7. To ask the Scottish Government what analysis it has carried out of the potential impact on education in Scotland of the United Kingdom withdrawing from the EU. (S4O-05662)

Photo of Angela Constance Angela Constance Scottish National Party

The Scottish Government believes that European Union membership is in the best interests of Scotland and the rest of the United Kingdom. We will focus our resources on continuing to make the strongest case possible for a vote to remain in the EU.

Last month, 103 university leaders across the UK urged the public

“to consider the vital role the EU plays in supporting our world-class universities”.

Eleven of the signatories to that letter were from universities in Scotland.

An analysis that was published by the Centre for Economics and Business Research in March 2014 estimated that, in 2011, approximately 336,000 jobs in Scotland were associated with exports to the EU, of which around 6,000 were associated with education.

Through the horizon 2020 programme, organisations in Scotland have secured €158 million in research and innovation funding. Other benefits of EU membership for our education sector include life-changing opportunities abroad for our students and researchers, and support for international collaboration—for example, through the Erasmus+ programme.

Photo of Christina McKelvie Christina McKelvie Scottish National Party

The cabinet secretary will be aware that it was our very own Madame Ecosse, Winnie Ewing, who helped to set up the original Erasmus programme. The cabinet secretary referred to students travelling and studying abroad. Is she as concerned as I am that a withdrawal from the EU might put at risk our participation in that programme?

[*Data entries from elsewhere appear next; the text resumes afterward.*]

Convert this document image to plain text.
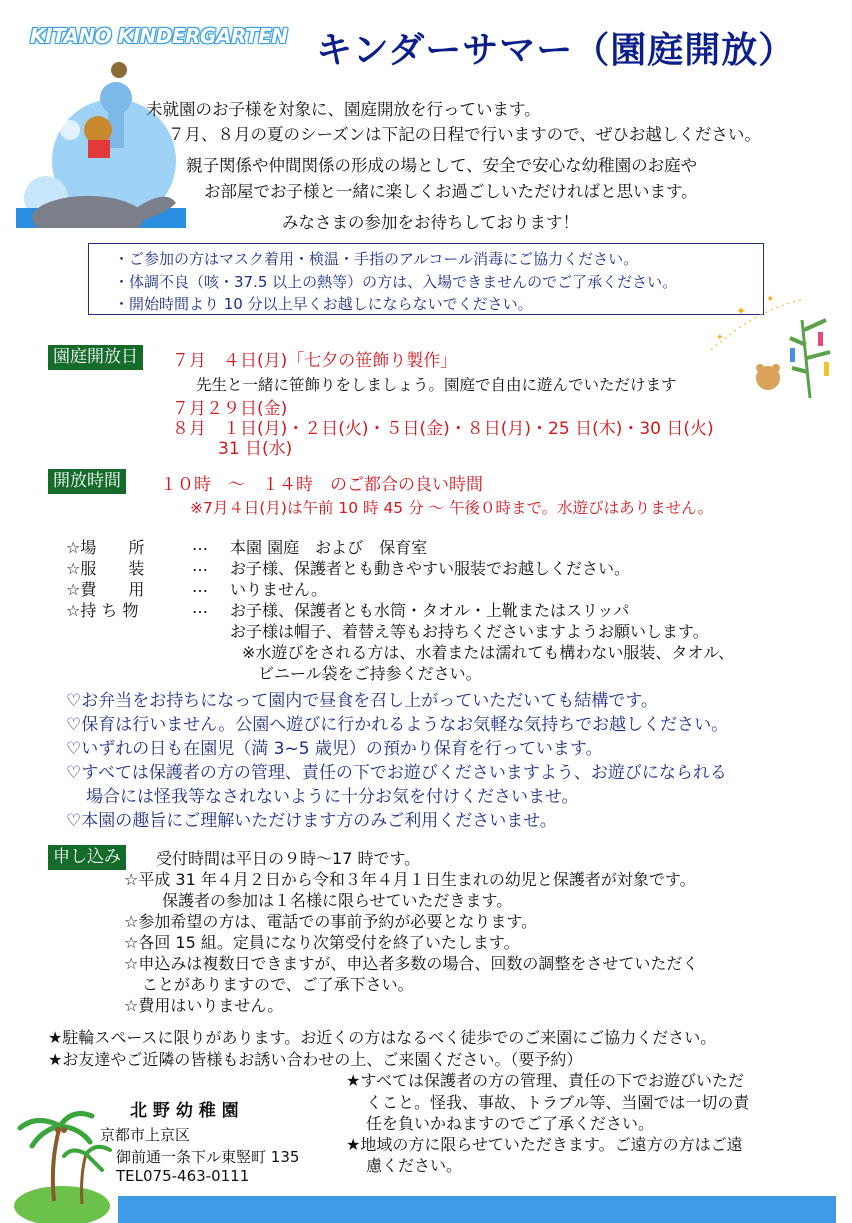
KITANO KINDERGARTEN キンダーサマー（園庭開放）
未就園のお子様を対象に、園庭開放を行っています。
７月、８月の夏のシーズンは下記の日程で行いますので、ぜひお越しください。
親子関係や仲間関係の形成の場として、安全で安心な幼稚園のお庭や
お部屋でお子様と一緒に楽しくお過ごしいただければと思います。
みなさまの参加をお待ちしております！
・ご参加の方はマスク着用・検温・手指のアルコール消毒にご協力ください。
・体調不良（咳・37.5 以上の熱等）の方は、入場できませんのでご了承ください。
・開始時間より 10 分以上早くお越しにならないでください。	✦
✦
✦
園庭開放日 ７月　４日(月)「七夕の笹飾り製作」
先生と一緒に笹飾りをしましょう。園庭で自由に遊んでいただけます
７月２９日(金)
８月　１日(月)・２日(火)・５日(金)・８日(月)・25 日(木)・30 日(火)
31 日(水)
開放時間 １０時　～　１４時　のご都合の良い時間
※7月４日(月)は午前 10 時 45 分 ～ 午後０時まで。水遊びはありません。
☆場　　所	… 本園 園庭　および　保育室
☆服　　装	… お子様、保護者とも動きやすい服装でお越しください。
☆費　　用	… いりません。
☆持 ち 物	… お子様、保護者とも水筒・タオル・上靴またはスリッパ
お子様は帽子、着替え等もお持ちくださいますようお願いします。
※水遊びをされる方は、水着または濡れても構わない服装、タオル、
ビニール袋をご持参ください。
♡お弁当をお持ちになって園内で昼食を召し上がっていただいても結構です。
♡保育は行いません。公園へ遊びに行かれるようなお気軽な気持ちでお越しください。
♡いずれの日も在園児（満 3~5 歳児）の預かり保育を行っています。
♡すべては保護者の方の管理、責任の下でお遊びくださいますよう、お遊びになられる
場合には怪我等なされないように十分お気を付けくださいませ。
♡本園の趣旨にご理解いただけます方のみご利用くださいませ。
申し込み	受付時間は平日の９時～17 時です。
☆平成 31 年４月２日から令和３年４月１日生まれの幼児と保護者が対象です。
保護者の参加は１名様に限らせていただきます。
☆参加希望の方は、電話での事前予約が必要となります。
☆各回 15 組。定員になり次第受付を終了いたします。
☆申込みは複数日できますが、申込者多数の場合、回数の調整をさせていただく
ことがありますので、ご了承下さい。
☆費用はいりません。
★駐輪スペースに限りがあります。お近くの方はなるべく徒歩でのご来園にご協力ください。
★お友達やご近隣の皆様もお誘い合わせの上、ご来園ください。（要予約）
★すべては保護者の方の管理、責任の下でお遊びいただ
くこと。怪我、事故、トラブル等、当園では一切の責
任を負いかねますのでご了承ください。
★地域の方に限らせていただきます。ご遠方の方はご遠
慮ください。
北 野 幼 稚 園
京都市上京区
御前通一条下ル東竪町 135
TEL075-463-0111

Photo of Angela Constance Angela Constance Scottish National Party

Yes—I too acknowledge the work of the former Scottish National Party member of the European Parliament Winnie Ewing, and I share the concerns that the member has articulated. Scotland’s participation in the new Erasmus programme for 2014 to 2020 is in line with our aspirations to increase student and staff mobility and to promote Scotland as a learning nation.

Last year, 151 projects based in Scotland—in schools, higher education, vocational education and training, and youth and adult education—were awarded funds to a total value of almost €13 million, or 11.5 per cent of the UK Erasmus+ budget, so we are punching above our weight to secure a strong share of those funds.